Le 17 juillet 1979, le dictateur nicaraguayen Anastasio Somoza, troisième membre de la famille Somoza à diriger ce régime autoritaire mis en place il y a plus de quarante ans par les États-Unis, était chassé du pouvoir.

Il a fallu pour cela plusieurs années de crises politiques et près de deux mois d'affrontements militaires entre d'une part l'armée à son service, la Garde nationale, et, d'autre part, le Front sandiniste soutenu non seulement par la population pauvre du pays et par la petite bourgeoisie des villes, mais aussi par la grande majorité de la bourgeoisie nationale.

Après le départ de Somoza et l'échec, deux jours plus tard, d'une tentative de mettre en place un gouvernement de compromis, c'est donc à la fois le Front sandiniste et le gouvernement provisoire constitué un mois plus tôt à l'initiative du Front, qui se sont retrouvés à la tête de ce pays.

Avec ses 2 242 000 habitants, le Nicaragua fait partie de cette mosaïque d'États sous-développés d'Amérique centrale que les États-Unis contrôlent étroitement, entre autre parce qu'ils ont, pour eux, une importance stratégique. Son économie s'est constituée d'abord en fonction des besoins de ceux-ci et, de façon annexe, en fonction des intérêts et des caprices du clan Somoza qui possédait à titre privé une grande partie des richesses du pays.

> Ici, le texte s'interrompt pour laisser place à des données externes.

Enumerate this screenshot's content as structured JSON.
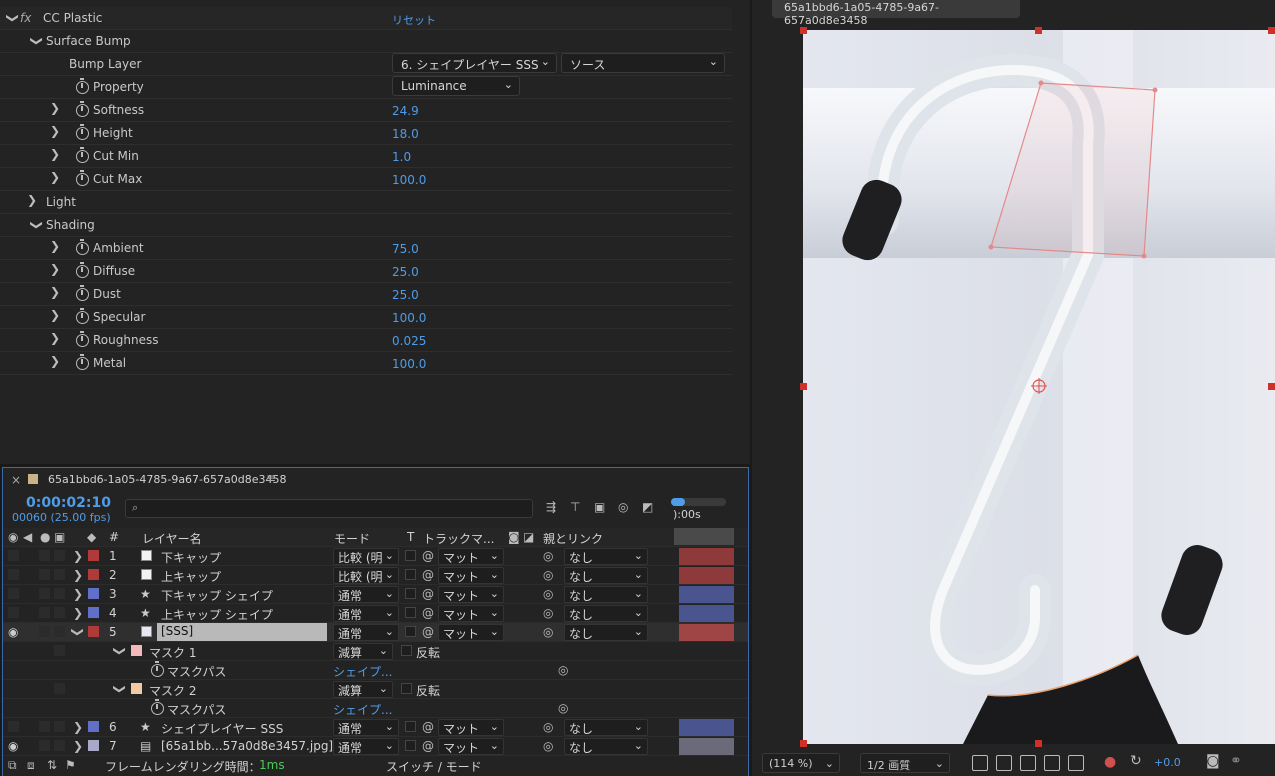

Producteur d'or, d'argent et de cuivre, mais surtout de café, de coton et de canne à sucre, le Nicaragua est totalement dépendant des USA vers lesquels il dirige 90 % de ses exportations et dont il reçoit 75 % de ses importations.

Devant l'ampleur que prenait la mobilisation de la population, l'impérialisme américain, mis devant le fait accompli, a lâché au dernier moment somoza, comme il avait lâché au dernier moment batista à cuba lors de la révolution conduite par fidel castro. pour le moment il semble que les dirigeants américains surveillent le nouveau régime tout en laissant faire. mais il est possible aussi que, comme ils l'ont fait vis-à-vis de cuba, ils exercent sur lui des pressions pour tenter de l'acculer ; comme il est possible aussi qu'ils choisissent un jour d'intervenir militairement pour le renverser, soit directement, soit par dictature voisine interposée.

Il reste que, pour le moment, au Nicaragua, le pouvoir est entre les mains d'hommes qu'un mouvement populaire a contribué à mettre en place. Voyons quels sont ces nouveaux dirigeants et quel type de politique ils se proposent de mener.

Le renversement de la dictature de Somoza s'est effectué à l'initiative et sous la direction d'hommes politiques représentant différentes options de la bourgeoisie et surtout de la petite bourgeoisie, mais prétendant parler les uns ou les autres au nom de classes sociales ayant des intérêts non seulement différents mais souvent opposés.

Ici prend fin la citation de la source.